Trump claims that this story can be found in the history books, but ‘not many, ’cause they don’t like putting it in. Only some.’ Mankiewicz and Elliot point out that the real reason it’s not in the history books is because it didn’t happen. It’s mythical. The incident Trump refers to supposedly happened during the Spanish-American War, when America took the Philippines from Spain. The Philippino people resisted. Mankiewicz points out that as they were the original people, they wouldn’t have wanted either Spanish or Americans. Trump calls the resistance fighters terrorists, but if they had been Americans fighting for America, or on the side of America, they would have been called ‘freedom fighters’. It’s horrible story, but it didn’t happen. He compares the incident, and the way it’s been left out of conventional history books because of its entirely fictional nature, with the way Republicans are trying to sanitise American history. In Texas, for example, the school board has voted to use books that don’t mention slavery, or don’t call it what it was, because it makes America look bad. This is one case where an incident that makes America look bad isn’t in the history books. Mankiewicz points out that if historians really were intent on putting in material just to denigrate America, that incident would be in there.
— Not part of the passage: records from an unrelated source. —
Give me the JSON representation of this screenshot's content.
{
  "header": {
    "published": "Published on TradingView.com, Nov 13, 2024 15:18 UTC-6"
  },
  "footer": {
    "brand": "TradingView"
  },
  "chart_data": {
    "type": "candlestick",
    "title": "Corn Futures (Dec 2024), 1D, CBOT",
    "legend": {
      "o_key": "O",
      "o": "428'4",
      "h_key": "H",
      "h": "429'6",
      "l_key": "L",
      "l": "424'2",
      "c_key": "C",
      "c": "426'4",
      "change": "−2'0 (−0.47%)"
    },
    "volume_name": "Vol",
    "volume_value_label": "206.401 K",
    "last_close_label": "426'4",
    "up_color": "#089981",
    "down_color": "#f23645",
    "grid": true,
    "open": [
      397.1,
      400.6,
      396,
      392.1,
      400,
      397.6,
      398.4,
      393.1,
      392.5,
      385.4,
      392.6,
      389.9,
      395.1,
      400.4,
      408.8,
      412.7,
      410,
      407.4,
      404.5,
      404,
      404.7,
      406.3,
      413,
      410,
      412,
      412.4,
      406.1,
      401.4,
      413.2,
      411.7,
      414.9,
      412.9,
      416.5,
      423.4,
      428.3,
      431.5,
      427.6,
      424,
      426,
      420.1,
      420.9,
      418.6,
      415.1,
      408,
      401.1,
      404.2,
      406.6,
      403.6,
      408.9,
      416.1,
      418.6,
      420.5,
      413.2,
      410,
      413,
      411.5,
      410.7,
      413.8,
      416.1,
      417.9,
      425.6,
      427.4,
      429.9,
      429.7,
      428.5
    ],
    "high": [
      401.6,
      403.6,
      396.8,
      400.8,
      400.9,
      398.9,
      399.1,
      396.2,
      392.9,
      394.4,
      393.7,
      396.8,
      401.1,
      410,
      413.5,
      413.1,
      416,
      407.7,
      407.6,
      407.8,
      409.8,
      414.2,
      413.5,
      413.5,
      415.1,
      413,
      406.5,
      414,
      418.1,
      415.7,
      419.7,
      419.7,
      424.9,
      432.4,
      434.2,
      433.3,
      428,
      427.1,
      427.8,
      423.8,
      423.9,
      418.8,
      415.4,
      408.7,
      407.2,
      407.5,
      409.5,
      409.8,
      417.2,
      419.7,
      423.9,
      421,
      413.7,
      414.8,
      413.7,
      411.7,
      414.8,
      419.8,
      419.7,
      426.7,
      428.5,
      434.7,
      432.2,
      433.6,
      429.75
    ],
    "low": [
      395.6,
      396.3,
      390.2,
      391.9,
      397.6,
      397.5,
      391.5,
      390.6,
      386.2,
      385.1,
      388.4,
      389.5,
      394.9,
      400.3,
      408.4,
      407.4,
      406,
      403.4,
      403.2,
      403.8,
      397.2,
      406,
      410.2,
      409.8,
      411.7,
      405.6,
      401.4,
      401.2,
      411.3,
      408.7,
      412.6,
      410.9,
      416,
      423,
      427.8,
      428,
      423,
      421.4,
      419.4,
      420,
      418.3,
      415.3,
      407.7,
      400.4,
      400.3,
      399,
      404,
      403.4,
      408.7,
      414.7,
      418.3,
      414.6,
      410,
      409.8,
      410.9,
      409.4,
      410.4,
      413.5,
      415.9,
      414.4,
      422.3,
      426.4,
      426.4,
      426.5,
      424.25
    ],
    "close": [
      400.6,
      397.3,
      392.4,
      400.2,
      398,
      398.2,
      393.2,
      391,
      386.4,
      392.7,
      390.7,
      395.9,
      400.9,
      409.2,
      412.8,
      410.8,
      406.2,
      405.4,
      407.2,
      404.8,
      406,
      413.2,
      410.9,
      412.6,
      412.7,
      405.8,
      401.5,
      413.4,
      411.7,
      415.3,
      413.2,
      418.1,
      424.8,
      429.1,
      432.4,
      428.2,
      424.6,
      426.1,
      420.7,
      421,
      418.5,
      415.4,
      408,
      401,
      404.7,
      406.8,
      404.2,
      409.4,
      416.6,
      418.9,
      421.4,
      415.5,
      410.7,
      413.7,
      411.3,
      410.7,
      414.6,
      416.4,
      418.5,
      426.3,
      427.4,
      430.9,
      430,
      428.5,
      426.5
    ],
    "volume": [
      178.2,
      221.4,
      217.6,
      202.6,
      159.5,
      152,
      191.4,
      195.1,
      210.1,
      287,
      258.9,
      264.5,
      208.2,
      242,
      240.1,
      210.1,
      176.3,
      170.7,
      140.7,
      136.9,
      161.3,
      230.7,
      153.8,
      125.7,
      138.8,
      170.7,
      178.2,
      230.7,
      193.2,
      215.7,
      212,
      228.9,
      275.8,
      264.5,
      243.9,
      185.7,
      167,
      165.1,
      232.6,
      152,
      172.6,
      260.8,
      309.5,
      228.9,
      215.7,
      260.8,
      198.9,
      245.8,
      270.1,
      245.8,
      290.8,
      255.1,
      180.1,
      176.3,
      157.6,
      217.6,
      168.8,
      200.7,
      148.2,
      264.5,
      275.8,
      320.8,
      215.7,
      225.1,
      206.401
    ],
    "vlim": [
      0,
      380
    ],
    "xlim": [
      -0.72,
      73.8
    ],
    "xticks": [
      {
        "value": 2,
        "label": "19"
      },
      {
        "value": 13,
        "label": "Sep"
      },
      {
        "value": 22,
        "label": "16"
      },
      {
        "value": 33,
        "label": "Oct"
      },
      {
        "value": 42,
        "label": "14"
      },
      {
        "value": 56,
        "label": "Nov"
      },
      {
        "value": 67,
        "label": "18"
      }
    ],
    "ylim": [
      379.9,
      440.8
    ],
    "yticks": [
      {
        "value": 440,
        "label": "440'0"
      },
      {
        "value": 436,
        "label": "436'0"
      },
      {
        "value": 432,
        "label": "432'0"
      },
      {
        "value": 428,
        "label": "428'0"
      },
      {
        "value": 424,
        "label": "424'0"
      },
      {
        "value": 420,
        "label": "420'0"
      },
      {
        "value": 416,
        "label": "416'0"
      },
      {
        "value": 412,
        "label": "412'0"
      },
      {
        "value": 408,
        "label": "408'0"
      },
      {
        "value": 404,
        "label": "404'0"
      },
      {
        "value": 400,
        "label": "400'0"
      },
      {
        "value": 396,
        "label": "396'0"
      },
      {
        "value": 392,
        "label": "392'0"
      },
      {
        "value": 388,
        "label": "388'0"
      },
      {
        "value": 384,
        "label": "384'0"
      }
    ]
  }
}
Mankiewicz and Elliot also discuss the way Trump’s brutal rhetoric, combined with his confidence and easy oratorical style – for example, he asks his audience if they want to hear the tale – is actually desensitising people to the viciousness of what he says. He describes waterboarding as only a very small torture, for example. They point out that this is actually worse than if he’d said it actually was torture, but he believed that it worked and so was justified to protect America from terrorism. This wouldn’t justify it to them – it would still be horrible, but not as vile as simply calling it ‘a very small torture’. But there’s a tendency for people just to laugh it off, and say, well, it’s only Trump being Trump. And that’s dangerous, because it makes light of what he says and what he could clearly do.

It’s a good point. Regarding the supposed use of bullets dipped in pig’s blood, or other pork products, the Israelis were supposed to be using them against the Palestinians. The idea is that some Muslims feel that they will go to hell if they eat even a scrap of pork. And so one of the newspapers over here reported that the Israeli army was using bullets containing small pieces of pork as part of a psychological weapon against them.

As for its use in the Philippines during the Spanish-American War, that may be entirely mythical, but the Americans did carry out atrocities there with the intention of spreading terror. For example, after shooting Philippino freedom fighters, they tied inflatable bladders to the corpses and set them floating down rivers in order to make an example of those shot.

And the warning about not taking Trump’s brutal rhetoric is also entirely correct. We’re back to Godwin’s Law again, but it needs to be brought up. During the Weimar period, there were Germans, who went to see Hitler speak simply because it was laugh. They wanted to see who he’d attack next. And very many Germans, and the British politicos too, really didn’t believe that he’d actually do what he said he would, in his speeches and Mein Kampf. Once in power, they thought he could be tamed and controlled into becoming a responsible, conventional politician. They were wrong. And in the resulting War that followed, forty millions died.

There’s a bit in the Bertolucci film, The Conformist, where one of the characters tells the other that when he was in Austria, there was a man, who used to go round bars ranting. No-one took him seriously. ‘We all threw beer bottles at him’. The speaker abruptly concludes, ‘That man was Adolf Hitler’.
It’s the same with Trump now. The temptation is not to take him seriously, because what he says is so outrageous, and the man himself so much a buffoon. But that’s underestimating him. The danger is, he means exactly what he says.